Amanz Gressly wurde in Bärschwil als Sohn des Xaver Franz Gressly und der Margrit, geb. von Glutz-Ruchti, als erstes von acht Geschwistern geboren. Die Gresslys galten als wohlhabende Familie; die elterliche Glashütte in Bärschwil geriet jedoch in den 1850er Jahren in Konkurs. Amanz Gressly war seither stets bemüht, seinen verarmten Vater zu unterstützen, obschon er sich selbst oft in finanziellen Schwierigkeiten befand. Der aus Rheinfelden stammende Pfarrer und Geologe Johann Baptist Schmidlin (1806–1862) war der Hauslehrer und Hauskaplan in der Familie.[1]

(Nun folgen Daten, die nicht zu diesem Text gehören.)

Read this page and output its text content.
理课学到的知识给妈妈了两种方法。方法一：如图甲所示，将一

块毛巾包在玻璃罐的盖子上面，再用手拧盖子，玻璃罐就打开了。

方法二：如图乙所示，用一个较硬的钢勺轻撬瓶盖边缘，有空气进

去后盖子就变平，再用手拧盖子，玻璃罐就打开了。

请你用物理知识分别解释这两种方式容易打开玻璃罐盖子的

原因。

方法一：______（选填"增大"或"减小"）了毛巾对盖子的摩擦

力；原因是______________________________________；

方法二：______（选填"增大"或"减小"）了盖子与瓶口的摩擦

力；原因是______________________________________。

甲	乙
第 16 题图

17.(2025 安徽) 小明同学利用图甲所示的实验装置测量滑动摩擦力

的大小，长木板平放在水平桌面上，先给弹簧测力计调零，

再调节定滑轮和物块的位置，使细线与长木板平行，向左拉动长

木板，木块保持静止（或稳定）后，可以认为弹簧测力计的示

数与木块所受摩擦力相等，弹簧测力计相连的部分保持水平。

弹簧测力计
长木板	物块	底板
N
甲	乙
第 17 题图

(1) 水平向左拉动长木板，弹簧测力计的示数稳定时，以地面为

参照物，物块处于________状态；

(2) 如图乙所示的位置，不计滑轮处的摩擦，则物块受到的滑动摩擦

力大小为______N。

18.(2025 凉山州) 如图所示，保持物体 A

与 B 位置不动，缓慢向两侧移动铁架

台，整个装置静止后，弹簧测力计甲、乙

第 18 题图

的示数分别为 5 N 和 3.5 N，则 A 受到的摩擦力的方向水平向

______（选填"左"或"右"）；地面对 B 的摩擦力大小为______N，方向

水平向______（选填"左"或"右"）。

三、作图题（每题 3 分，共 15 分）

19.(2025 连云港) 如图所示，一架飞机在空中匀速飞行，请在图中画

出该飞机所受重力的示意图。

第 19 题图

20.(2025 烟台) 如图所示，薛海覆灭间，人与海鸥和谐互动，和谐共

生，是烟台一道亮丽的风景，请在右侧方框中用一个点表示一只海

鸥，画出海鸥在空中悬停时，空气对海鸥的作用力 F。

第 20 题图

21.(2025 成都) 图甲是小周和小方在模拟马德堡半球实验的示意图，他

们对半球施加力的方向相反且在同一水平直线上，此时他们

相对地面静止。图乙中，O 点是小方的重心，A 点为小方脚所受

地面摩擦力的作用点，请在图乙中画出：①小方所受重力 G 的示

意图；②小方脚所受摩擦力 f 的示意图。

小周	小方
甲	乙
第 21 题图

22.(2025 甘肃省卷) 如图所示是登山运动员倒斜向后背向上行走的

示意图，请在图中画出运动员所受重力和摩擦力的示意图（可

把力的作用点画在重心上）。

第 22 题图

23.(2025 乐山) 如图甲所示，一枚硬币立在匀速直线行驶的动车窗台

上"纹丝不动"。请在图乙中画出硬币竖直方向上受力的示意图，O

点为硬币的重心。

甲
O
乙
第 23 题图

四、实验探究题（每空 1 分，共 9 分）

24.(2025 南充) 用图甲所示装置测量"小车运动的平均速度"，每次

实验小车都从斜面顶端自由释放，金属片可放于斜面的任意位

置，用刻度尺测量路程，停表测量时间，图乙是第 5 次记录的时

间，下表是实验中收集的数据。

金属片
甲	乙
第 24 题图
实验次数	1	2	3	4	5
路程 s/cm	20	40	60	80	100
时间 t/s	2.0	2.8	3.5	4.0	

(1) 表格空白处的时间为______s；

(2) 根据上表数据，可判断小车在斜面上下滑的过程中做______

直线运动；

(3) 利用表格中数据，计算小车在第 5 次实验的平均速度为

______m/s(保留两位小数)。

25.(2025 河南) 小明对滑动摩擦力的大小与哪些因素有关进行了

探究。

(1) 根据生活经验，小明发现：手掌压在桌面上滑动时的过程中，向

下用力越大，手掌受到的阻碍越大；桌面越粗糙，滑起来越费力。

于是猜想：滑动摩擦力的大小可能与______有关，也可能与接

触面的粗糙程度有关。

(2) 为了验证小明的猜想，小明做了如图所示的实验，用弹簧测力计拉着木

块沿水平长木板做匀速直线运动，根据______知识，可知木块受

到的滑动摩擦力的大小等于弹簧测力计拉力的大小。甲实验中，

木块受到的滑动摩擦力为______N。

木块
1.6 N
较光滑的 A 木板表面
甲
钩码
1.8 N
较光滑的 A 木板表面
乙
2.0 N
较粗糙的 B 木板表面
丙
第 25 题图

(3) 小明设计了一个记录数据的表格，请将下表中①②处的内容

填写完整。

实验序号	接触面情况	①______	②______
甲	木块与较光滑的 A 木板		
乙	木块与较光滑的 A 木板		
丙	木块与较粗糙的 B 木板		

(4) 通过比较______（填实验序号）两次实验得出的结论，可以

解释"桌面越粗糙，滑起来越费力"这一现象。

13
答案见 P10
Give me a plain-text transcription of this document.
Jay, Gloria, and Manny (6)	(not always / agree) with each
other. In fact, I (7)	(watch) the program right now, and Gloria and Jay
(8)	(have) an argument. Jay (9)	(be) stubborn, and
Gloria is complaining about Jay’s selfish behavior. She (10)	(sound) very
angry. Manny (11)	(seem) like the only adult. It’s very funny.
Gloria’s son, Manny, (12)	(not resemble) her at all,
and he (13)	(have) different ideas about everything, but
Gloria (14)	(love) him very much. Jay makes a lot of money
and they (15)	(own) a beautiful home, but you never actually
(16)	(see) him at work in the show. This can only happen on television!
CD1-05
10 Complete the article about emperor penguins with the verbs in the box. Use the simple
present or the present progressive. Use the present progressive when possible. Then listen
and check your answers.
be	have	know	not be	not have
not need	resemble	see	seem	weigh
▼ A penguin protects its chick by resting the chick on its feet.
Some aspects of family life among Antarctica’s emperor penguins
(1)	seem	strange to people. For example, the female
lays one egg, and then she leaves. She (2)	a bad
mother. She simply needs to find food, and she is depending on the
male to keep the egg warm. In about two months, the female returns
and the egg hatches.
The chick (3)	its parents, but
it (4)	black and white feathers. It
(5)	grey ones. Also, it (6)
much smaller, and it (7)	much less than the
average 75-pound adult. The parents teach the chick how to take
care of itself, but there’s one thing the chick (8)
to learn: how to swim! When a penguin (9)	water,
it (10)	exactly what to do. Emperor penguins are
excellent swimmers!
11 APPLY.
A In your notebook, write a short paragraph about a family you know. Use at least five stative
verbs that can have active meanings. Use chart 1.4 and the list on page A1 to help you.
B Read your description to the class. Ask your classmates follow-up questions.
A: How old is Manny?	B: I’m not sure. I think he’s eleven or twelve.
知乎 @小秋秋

Zwar begann Gressly 1834 ein Medizinstudium in Strassburg, brach dieses jedoch bald ab und widmete sich fortan ganz seiner Leidenschaft, der Geologie. Bereits in dieser Zeit begann Gressly mit dem Sammeln von Versteinerungen, einer Tätigkeit, der er zeitlebens intensiv nachging. Schon in seiner Kindheit hatte er mit Kameraden eine Fossilienfundstelle in der Nähe von Bärschwil besucht.[2] Hans R. Stampfli zitiert in seiner Gressly-Biographie (1986) den Zoologen Johann Jakob von Tschudi: „Ausser Steinen ist ihm nichts auf der Welt vorhanden, und ich glaube, durch Zerschlagen einer fossilen Muschel vor seinen Augen könnte man ihn zu hysterischen Konvulsionen bringen.“[3]
Ab 1836 hielt sich Gressly während mehrerer Jahre hauptsächlich in Neuenburg auf, wo er zusammen mit Carl Vogt und Eduard Desor als Mitarbeiter von Louis Agassiz wirkte. Agassiz war auf Gresslys reiche und wohlgeordnete Petrefaktensammlung in Bärschwil aufmerksam geworden und hatte ihn nach Neuenburg eingeladen. In der Vorrede zu seiner Monographie über die Klaffmuscheln erklärt Agassiz, Gressly den grössten Teil des Materials für die Arbeit zu verdanken. Eine neuentdeckte Gattung fossiler Klaffmuscheln wurde von Agassiz zu Ehren seines Assistenten Gresslya benannt.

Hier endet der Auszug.